Supongo que los dos hemos llegado lejos. Pero
¿en realidad, hasta dónde, desde el lugar en que empezamos,
bajo la luna recién puesta, cuando planeábamos
dejar a todos atónitos? Cuando creíamos
que cantar todavía tenía
un significado, o que se podía ganar algo, como trofeos.
Yo tomaba las vallas, tú te subías a los árboles,
donde ululábamos y aullábamos a pleno
pulmón, como animales carnívoros, y ves,
sí que ganábamos premios; ahí están:
un pergamino, un reloj de oro, un glacial apretón
de manos de la suplente
de la Musa, que no pudo venir en persona,
pero envió recuerdos. Ahora podemos decirnos
piropos el uno al otro
en las cubiertas de los libros. ¿Qué fue
lo que nos hizo pensar que podíamos cambiar el mundo?
Nosotros y nuestros sagaces signos de puntuación.

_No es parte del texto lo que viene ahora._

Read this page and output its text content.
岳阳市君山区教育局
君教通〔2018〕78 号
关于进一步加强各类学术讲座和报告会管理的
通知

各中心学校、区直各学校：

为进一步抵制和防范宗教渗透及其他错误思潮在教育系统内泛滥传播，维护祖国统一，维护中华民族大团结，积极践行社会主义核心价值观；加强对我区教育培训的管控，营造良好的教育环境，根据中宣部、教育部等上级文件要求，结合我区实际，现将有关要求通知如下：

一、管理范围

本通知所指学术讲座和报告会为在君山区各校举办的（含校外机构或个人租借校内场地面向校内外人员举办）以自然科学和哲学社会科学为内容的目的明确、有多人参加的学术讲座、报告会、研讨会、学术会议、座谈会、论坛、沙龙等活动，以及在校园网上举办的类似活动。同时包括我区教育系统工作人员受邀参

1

Hoy usaríamos una ametralladora
—eso sí que sería diferente—. Ya no más adjetivos
suntuosos. Ve directo al verbo.
Ars longa, mors brevissima * La vida
del poeta engendra la más vulgar lujuria
de actuar. Arrancar las cabezas de los dientes de león,
golpear a murciélagos o burócratas,
romper las ventanas de los coches. Aunque
al menos, nos toleran,
o incluso nos celebran —lo que significa
un breve brinco en el efímero resplandor
de estar en el candelero,
y que tu rostro se utiliza luego como papel para envolver pescado—
pero, casi siempre, nos ignora
esta masa que ha acabado por admitir
que el arte le importa un carajo
y prefiere ver cómo le sacan, de un tajo,
las tripas a alguien. Debiste haber sido
dentista, como quería tu padre. ¿Todavía
quieres llamar la atención? Desnúdate
en un semáforo en hora punta, aulla obscenidades,
o dispara a alguien. Conseguirás
que tu nombre salga en el periódico, quizá,
por sus propios méritos. En cualquier caso
¿dónde nos bajamos?
¿Es cierto que este diminuto talento que hemos atesorado
tanto, que hemos frotado como cucharas
de plata, en busca de un brillo de neón,
es mucho mejor que poder
ganar un concurso de comedores de salchichas
o hacer malabares con seis platos?
¿Y, en cualquier caso, para qué sirve
invocar a los muertos, mover piedras
o hacer que los animales griten? Pienso
en ti, cuando corres por la noche
a la tienda del barrio, a comprar un litro
de leche, media docena de huevos,
con tu cabeza llena de consonantes,
bonitos guijarros
que recogiste en alguna lustrosa playa
de la que no te acuerdas, tonto,
cabeza de chorlito, ¿qué es lo que tienes
en tus bolsillos casi huecos,
reclamo hasta del ladrón más rastrero?
¿Quién necesita tu puñado
de aire trémulo, tu hongo fosforescente, los
trucos que haces con cristal debajo del agua,
sólo visibles a la luz de la luna?
La luz del mediodía los golpea y se deshacen,
antiguos huesos y tierra, viejos dientes, un fardo lleno
de sombras. A veces, lo sé, la blancura, casi
santa, arraigada en nuestros cráneos, se extiende
como cardos en un solar desierto, una ardiente
explosión de polvo, que no es un halo
y que volverá, en breves lapsos,
si somos agradecidos o afortunados, y
finalmente fundirá nuestros cerebros. Sin embargo,
cantar es un credo
al que no podemos renunciar.
Cualquier cosa puede volverse santa
si se le reza lo suficiente
—una nave espacial, una taza de té, un lobo—
y lo que queremos es su intercesión,
ese lazo iridiscente
vínculo, un día, entre el canto y el objeto.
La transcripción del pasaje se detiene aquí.